"Not Welcome" Sign Up: Foreigner Feelings Hurt in Texas!

By Brenda Walker

10/08/2007

It’s interesting how the argument for open borders has lately been getting all warm and cuddly: we sovereigntists are making hispanics (even legal ones, apparently) feel bad and "disheartened." We who favor strong borders are accused of making illegal foreigners feel unwelcome. Well, yes!

Americans thought the human tsunami was about Third Worlders invading in order to rip off a First World economy and welfare system.

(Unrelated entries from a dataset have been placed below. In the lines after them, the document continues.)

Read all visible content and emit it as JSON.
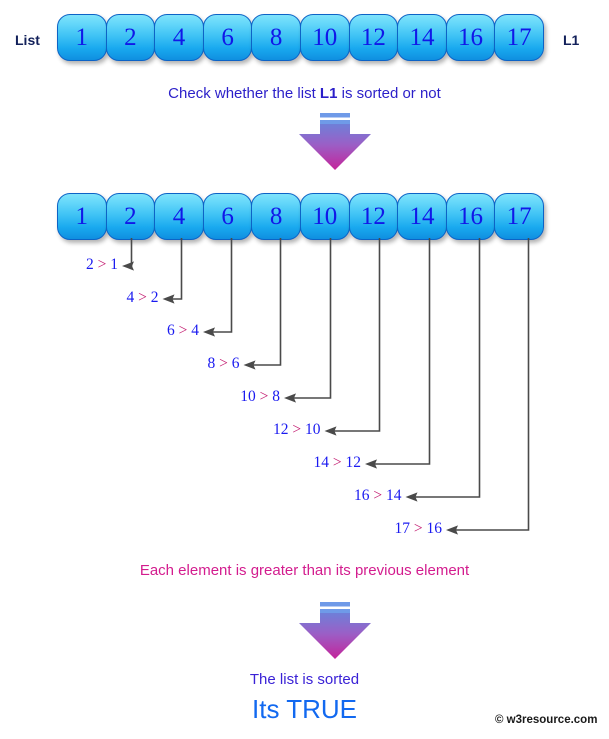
{
  "list": {
    "left_label": "List",
    "right_label": "L1",
    "values": [
      1,
      2,
      4,
      6,
      8,
      10,
      12,
      14,
      16,
      17
    ]
  },
  "captions": {
    "check": {
      "prefix": "Check whether the list ",
      "emphasis": "L1",
      "suffix": " is sorted or not"
    },
    "conclusion": "Each element is greater than its previous element",
    "sorted": "The list is sorted",
    "result": "Its TRUE"
  },
  "comparisons": [
    {
      "left": "2",
      "op": ">",
      "right": "1"
    },
    {
      "left": "4",
      "op": ">",
      "right": "2"
    },
    {
      "left": "6",
      "op": ">",
      "right": "4"
    },
    {
      "left": "8",
      "op": ">",
      "right": "6"
    },
    {
      "left": "10",
      "op": ">",
      "right": "8"
    },
    {
      "left": "12",
      "op": ">",
      "right": "10"
    },
    {
      "left": "14",
      "op": ">",
      "right": "12"
    },
    {
      "left": "16",
      "op": ">",
      "right": "14"
    },
    {
      "left": "17",
      "op": ">",
      "right": "16"
    }
  ],
  "icons": {
    "arrow_down_1": "down-arrow-icon",
    "arrow_down_2": "down-arrow-icon"
  },
  "colors": {
    "cell_border": "#0d63c6",
    "cell_text": "#1117e8",
    "caption_blue": "#2b1fc9",
    "caption_pink": "#d31c8e",
    "result_blue": "#1269f0",
    "compare_number": "#1a1af0",
    "compare_operator": "#c2186e",
    "connector": "#4a4a4a",
    "arrow_top": "#6f7fd8",
    "arrow_bottom": "#c4249a",
    "arrow_bar": "#6f9ae8"
  },
  "footer": {
    "copyright": "© w3resource.com"
  }
}
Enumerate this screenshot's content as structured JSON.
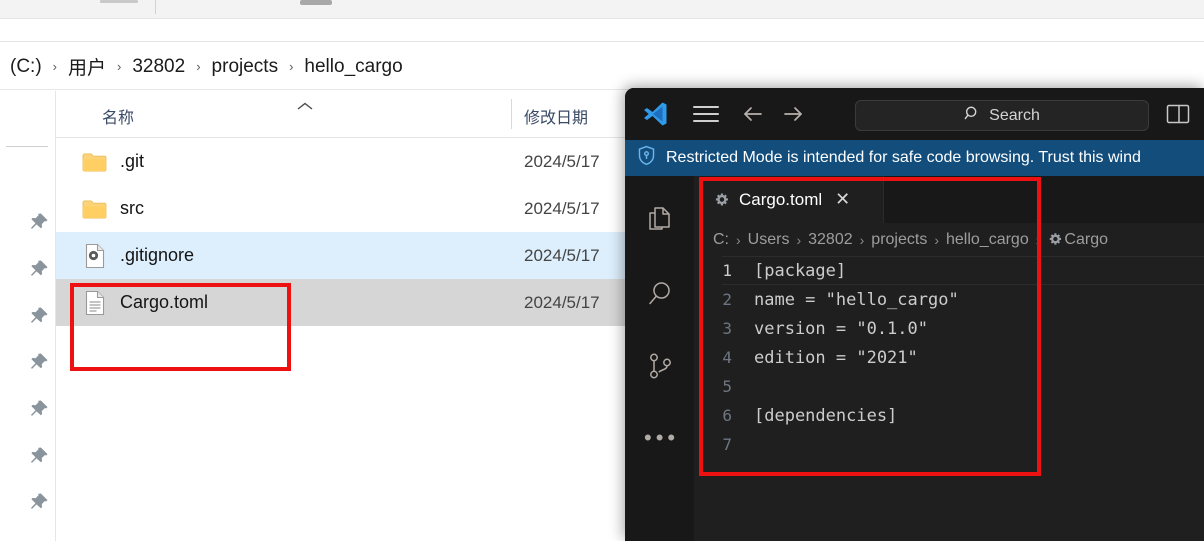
{
  "explorer": {
    "breadcrumb": {
      "items": [
        "(C:)",
        "用户",
        "32802",
        "projects",
        "hello_cargo"
      ],
      "separator": "›"
    },
    "columns": {
      "name": "名称",
      "date_modified": "修改日期",
      "sort_indicator": "ascending"
    },
    "files": [
      {
        "name": ".git",
        "icon": "folder-icon",
        "date": "2024/5/17",
        "state": "none"
      },
      {
        "name": "src",
        "icon": "folder-icon",
        "date": "2024/5/17",
        "state": "none"
      },
      {
        "name": ".gitignore",
        "icon": "config-file-icon",
        "date": "2024/5/17",
        "state": "selected-light"
      },
      {
        "name": "Cargo.toml",
        "icon": "document-file-icon",
        "date": "2024/5/17",
        "state": "selected-grey"
      }
    ],
    "pins": [
      "pin-icon",
      "pin-icon",
      "pin-icon",
      "pin-icon",
      "pin-icon",
      "pin-icon",
      "pin-icon"
    ]
  },
  "vscode": {
    "titlebar": {
      "logo": "vscode-logo-icon",
      "menu": "hamburger-menu-icon",
      "back": "arrow-left-icon",
      "forward": "arrow-right-icon",
      "search_placeholder": "Search",
      "search_icon": "magnifier-icon",
      "layout_icon": "toggle-panel-icon"
    },
    "trust_banner": {
      "icon": "shield-icon",
      "text": "Restricted Mode is intended for safe code browsing. Trust this wind"
    },
    "activity_bar": [
      {
        "name": "explorer",
        "icon": "files-icon"
      },
      {
        "name": "search",
        "icon": "magnifier-icon"
      },
      {
        "name": "source-control",
        "icon": "source-control-icon"
      },
      {
        "name": "more",
        "icon": "ellipsis-icon",
        "label": "•••"
      }
    ],
    "tab": {
      "icon": "toml-gear-icon",
      "label": "Cargo.toml",
      "close": "✕"
    },
    "breadcrumb": {
      "items": [
        "C:",
        "Users",
        "32802",
        "projects",
        "hello_cargo"
      ],
      "file_icon": "toml-gear-icon",
      "file": "Cargo",
      "separator": "›"
    },
    "editor": {
      "lines": [
        {
          "num": "1",
          "text": "[package]",
          "current": true
        },
        {
          "num": "2",
          "text": "name = \"hello_cargo\"",
          "current": false
        },
        {
          "num": "3",
          "text": "version = \"0.1.0\"",
          "current": false
        },
        {
          "num": "4",
          "text": "edition = \"2021\"",
          "current": false
        },
        {
          "num": "5",
          "text": "",
          "current": false
        },
        {
          "num": "6",
          "text": "[dependencies]",
          "current": false
        },
        {
          "num": "7",
          "text": "",
          "current": false
        }
      ]
    }
  },
  "annotations": {
    "highlight_color": "#ee1111",
    "boxes": [
      {
        "name": "cargo-toml-file-highlight"
      },
      {
        "name": "cargo-toml-editor-highlight"
      }
    ]
  }
}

Now the spiel is that foreigners come here to feel good about themselves, a point made by Sam Quinones' in his most recent book Antonio’s Gun and Delfino’s Dream, where the self-esteem of Mexicans gets major attention.

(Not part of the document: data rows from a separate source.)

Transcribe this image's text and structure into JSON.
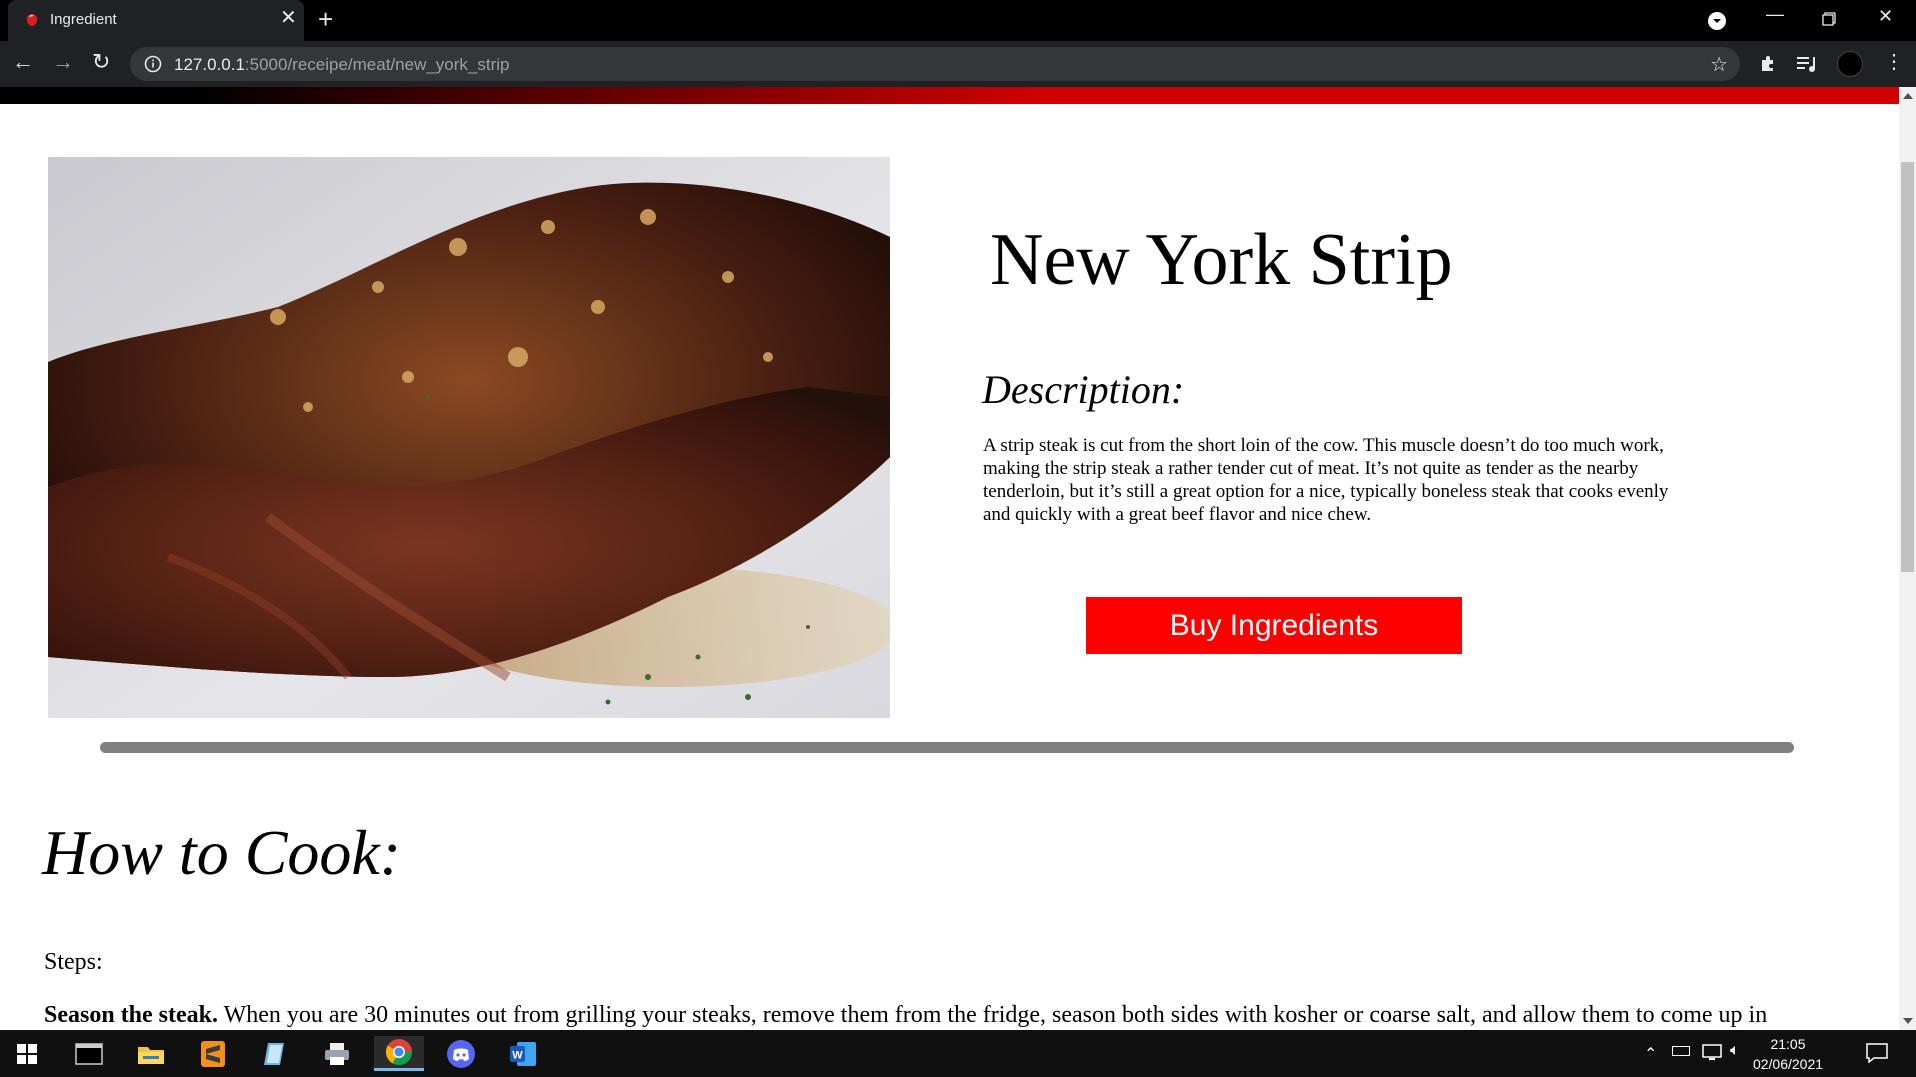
{
  "browser": {
    "tab_title": "Ingredient",
    "url_host": "127.0.0.1",
    "url_path": ":5000/receipe/meat/new_york_strip",
    "icons": [
      "favicon-icon",
      "close-icon",
      "plus-icon",
      "back-icon",
      "forward-icon",
      "reload-icon",
      "info-icon",
      "star-icon",
      "extensions-icon",
      "media-icon",
      "profile-icon",
      "menu-icon",
      "minimize-icon",
      "restore-icon",
      "window-close-icon"
    ]
  },
  "recipe": {
    "title": "New York Strip",
    "description_heading": "Description:",
    "description": "A strip steak is cut from the short loin of the cow. This muscle doesn’t do too much work, making the strip steak a rather tender cut of meat. It’s not quite as tender as the nearby tenderloin, but it’s still a great option for a nice, typically boneless steak that cooks evenly and quickly with a great beef flavor and nice chew.",
    "buy_button": "Buy Ingredients",
    "cook_heading": "How to Cook:",
    "steps_label": "Steps:",
    "step1_bold": "Season the steak.",
    "step1_text": " When you are 30 minutes out from grilling your steaks, remove them from the fridge, season both sides with kosher or coarse salt, and allow them to come up in"
  },
  "colors": {
    "accent_red": "#ff0000",
    "banner_red": "#d00000",
    "divider_gray": "#808080"
  },
  "taskbar": {
    "apps": [
      "windows-start-icon",
      "terminal-icon",
      "file-explorer-icon",
      "sublime-text-icon",
      "notepad-icon",
      "printer-icon",
      "chrome-icon",
      "discord-icon",
      "word-icon"
    ],
    "time": "21:05",
    "date": "02/06/2021"
  }
}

For 20 years, Ruben and Martha Carranza saw Irving as a melting pot of cultures.

Here, they were encouraged to live out their version of the American dream — building a respectable life as they worked and raised their children.

"I always felt Irving was a friendly place and was just a wonderful city," Mr. Carranza said.

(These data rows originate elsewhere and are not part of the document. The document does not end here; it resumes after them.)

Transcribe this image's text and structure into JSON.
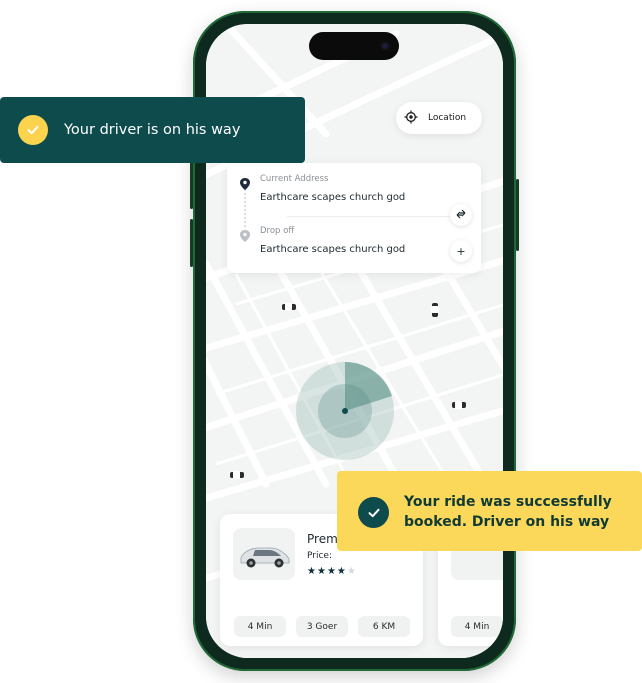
{
  "colors": {
    "brand_dark": "#0d4b4c",
    "accent_yellow": "#fcd85a",
    "phone_frame": "#0e2a1e",
    "map_bg": "#f3f4f4"
  },
  "location_chip": {
    "icon": "crosshair-location-icon",
    "label": "Location"
  },
  "address": {
    "current_label": "Current Address",
    "current_value": "Earthcare scapes church god",
    "dropoff_label": "Drop off",
    "dropoff_value": "Earthcare scapes church god",
    "swap_icon": "swap-arrows-icon",
    "add_symbol": "+"
  },
  "ride_card": {
    "name": "Prem",
    "price_label": "Price:",
    "rating": 4,
    "rating_max": 5,
    "stats": [
      "4 Min",
      "3 Goer",
      "6 KM"
    ]
  },
  "ride_card_2": {
    "stats": [
      "4 Min"
    ]
  },
  "toasts": {
    "driver_on_way": "Your driver is on his way",
    "booked_line1": "Your ride was successfully",
    "booked_line2": "booked. Driver on his way"
  }
}
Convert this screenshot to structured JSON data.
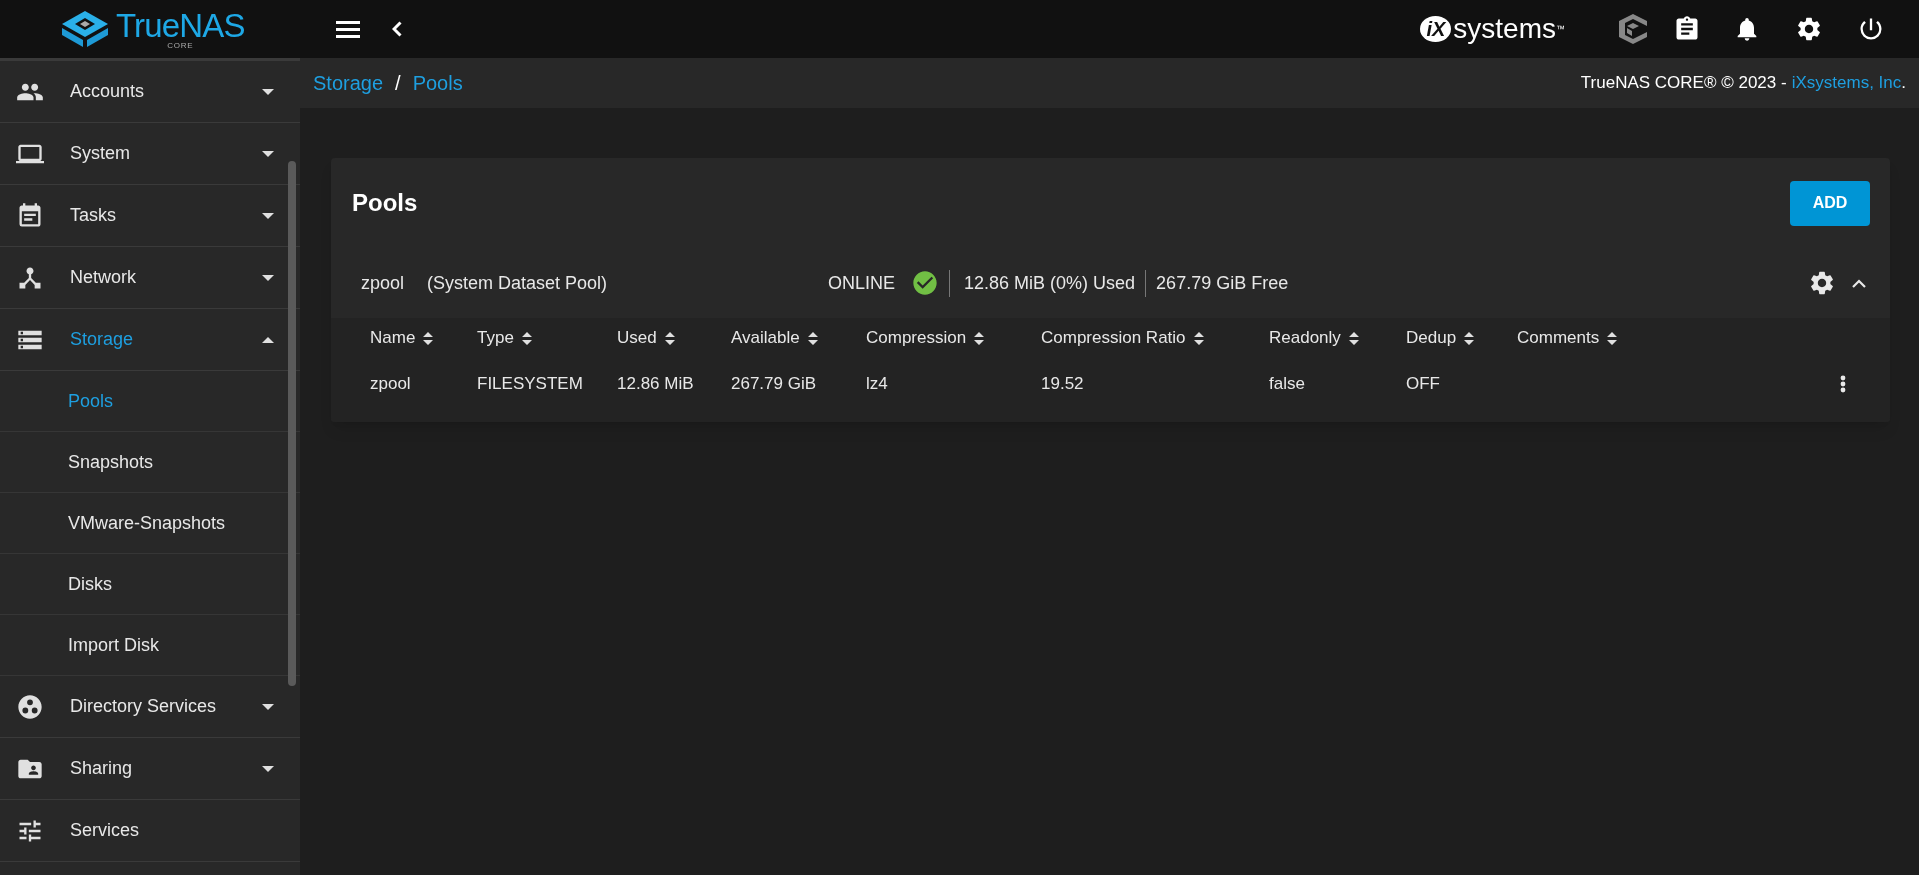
{
  "topbar": {
    "logo_text": "TrueNAS",
    "logo_subtext": "CORE",
    "vendor_logo_mark": "iX",
    "vendor_logo_text": "systems",
    "vendor_logo_tm": "™"
  },
  "sidebar": {
    "items": [
      {
        "label": "Accounts",
        "kind": "group",
        "expanded": false,
        "selected": false
      },
      {
        "label": "System",
        "kind": "group",
        "expanded": false,
        "selected": false
      },
      {
        "label": "Tasks",
        "kind": "group",
        "expanded": false,
        "selected": false
      },
      {
        "label": "Network",
        "kind": "group",
        "expanded": false,
        "selected": false
      },
      {
        "label": "Storage",
        "kind": "group",
        "expanded": true,
        "selected": true,
        "children": [
          {
            "label": "Pools",
            "selected": true
          },
          {
            "label": "Snapshots",
            "selected": false
          },
          {
            "label": "VMware-Snapshots",
            "selected": false
          },
          {
            "label": "Disks",
            "selected": false
          },
          {
            "label": "Import Disk",
            "selected": false
          }
        ]
      },
      {
        "label": "Directory Services",
        "kind": "group",
        "expanded": false,
        "selected": false
      },
      {
        "label": "Sharing",
        "kind": "group",
        "expanded": false,
        "selected": false
      },
      {
        "label": "Services",
        "kind": "link",
        "expanded": false,
        "selected": false
      }
    ]
  },
  "breadcrumb": [
    "Storage",
    "Pools"
  ],
  "breadcrumb_separator": "/",
  "copyright": {
    "text": "TrueNAS CORE® © 2023 -",
    "link": "iXsystems, Inc",
    "end": "."
  },
  "card": {
    "title": "Pools",
    "add_button": "ADD",
    "pool": {
      "name": "zpool",
      "note": "(System Dataset Pool)",
      "status": "ONLINE",
      "healthy": true,
      "used": "12.86 MiB (0%) Used",
      "free": "267.79 GiB Free",
      "expanded": true,
      "table": {
        "columns": [
          "Name",
          "Type",
          "Used",
          "Available",
          "Compression",
          "Compression Ratio",
          "Readonly",
          "Dedup",
          "Comments"
        ],
        "rows": [
          [
            "zpool",
            "FILESYSTEM",
            "12.86 MiB",
            "267.79 GiB",
            "lz4",
            "19.52",
            "false",
            "OFF",
            ""
          ]
        ]
      }
    }
  }
}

But in just a few short weeks, that peace and comfort has dramatically dissolved. A firestorm of controversy surrounding the Police Department’s use of an Immigration and Customs Enforcement program placed Irving in the national spotlight. In the last year, the program has turned over for deportation proceedings more than 1,600 people — more than any other city in the nation, officials believe. [ … ]

Many Hispanics are afraid to leave their homes or send their children to schools in a suburb where one-third of the population is foreign-born. They feel racially profiled by police and unwanted by white neighbors. Hispanics in Irving feeling disheartened Dallas Morning News 10/7/07]

If genuine citizens feel bad vibes, that’s regrettable. But the negative reaction on the part of Americans is the result of decades of open borders and the fact that the majority of hispanics who have entered the US recently are indeed illegal. (According to the Christian Science Monitor, "Of the Mexicans who live here, an estimated 85 percent are here illegally.")

The solution is more enforcement. If illegal immigration is effectively ended, then eventually Americans won’t assume anyone with a Mexican accent is likely to be an illegal alien.

Problem solved by making immigration legal, controlled and reduced!